Con il singolo Ferma a guardare Ernia e i Pinguini Tattici Nucleari sono la nuova strana coppia della scena musicale italiana. Da un lato hai un rapper di 27 anni cresciuto alla periferia ovest di Milano – al secolo Matteo Professione – che dopo un album e un EP con i Troupe d’Elite accanto, tra gli altri, a Ghali, si dà alla carriera solista e lì raccoglie i frutti della gavetta: incluso nel suo terzo disco Gemelli, uscito lo scorso giugno, il singolo Superclassico di Ernia è diventato una hit da quattro dischi di platino. Dall’altro hai una band indie pop bergamasca attiva dal 2010 e approdata nel mainstream sempre nel 2020: in questo caso la canzone del colpaccio è stata Ringo Starr, biglietto da visita presentato al Festival di Sanremo di un anno fa e scritto dal frontman del gruppo, il 26enne Riccardo Zanotti.
Ferma a guardare è la sintesi di questi due percorsi: un brano di Ernia riarrangiato con i Pinguini, mix di rap e pop con ritornello orecchiabile e testo che parla di amore, sbagli e ferite, che lo stesso rapper e Zanotti avrebbero potuto cantare insieme anche dal vivo, se non fosse che ci si è messo di mezzo il Covid-19.
Rolling Stone li ha fatti incontrare su Zoom per due chiacchiere.
Ernia: Ciao Riccardo!
Riccardo: Ciao Matte, come va?
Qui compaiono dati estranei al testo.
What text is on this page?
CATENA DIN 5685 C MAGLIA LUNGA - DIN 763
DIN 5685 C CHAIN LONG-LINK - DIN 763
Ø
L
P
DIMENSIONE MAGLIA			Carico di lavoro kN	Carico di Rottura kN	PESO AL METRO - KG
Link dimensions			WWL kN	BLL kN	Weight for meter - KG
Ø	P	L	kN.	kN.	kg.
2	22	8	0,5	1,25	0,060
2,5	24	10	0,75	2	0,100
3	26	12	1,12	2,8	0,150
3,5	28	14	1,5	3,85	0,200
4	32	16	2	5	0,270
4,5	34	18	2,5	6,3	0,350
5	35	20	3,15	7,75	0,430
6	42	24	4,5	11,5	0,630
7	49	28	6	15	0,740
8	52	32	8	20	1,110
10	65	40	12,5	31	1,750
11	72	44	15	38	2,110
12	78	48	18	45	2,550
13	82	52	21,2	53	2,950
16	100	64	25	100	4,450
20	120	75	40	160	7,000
Questa pandemia?
Ernia: Guarda, non ho più niente da dire su questo, sono in uno stato di abbandono rispetto a quello che succede, seguo la corrente, aspetto di vedere quello che avverrà tipo morto, incosciente.
Riccardo: Sai che anch’io? Se penso ai concerti che avremmo potuto fare… È dura per una band come la nostra che ha sempre fatto tanti live, ma penso sia lo stesso per te. Dopo un anno non poter fare tour diventa logorante, ti viene quasi da chiederti perché fai questo mestiere: al di là dei passaggi in radio, al di là delle interviste e della daily routine, ogni tanto mi sembra non ci sia più un motivo.
Ernia: Ma anche a te accade di non riuscire più ad avere la percezione di quel che sta succedendo?
Riccardo: Cosa intendi?
Ernia: Che senza concerti non ci si rende conto di quel che succede là fuori. Va bene i numeri su Instagram, quelli su Spotify, ma me li scrivo io da solo, cioè, mi scrivo sulla lavagna «ho fatto 10 milioni di ascolti» e mi dico «grazie di tutto». Tutto da solo, capisci? Mi stringo anche la mano da solo.
Riccardo: Sì, è esattamente così. Se poi pensi che con i numeri di Spotify si può rendere artificioso tutto… Insomma, c’è sempre qualche gabola per fare qualsiasi cosa tranne che nel live, quella è l’unica dimensione dove si vede sul serio la forza o non forza di una band, lì capisci quanto un artista è pompato in maniera artificiale o se c’è sostanza. Adesso fare questa distinzione è impossibile.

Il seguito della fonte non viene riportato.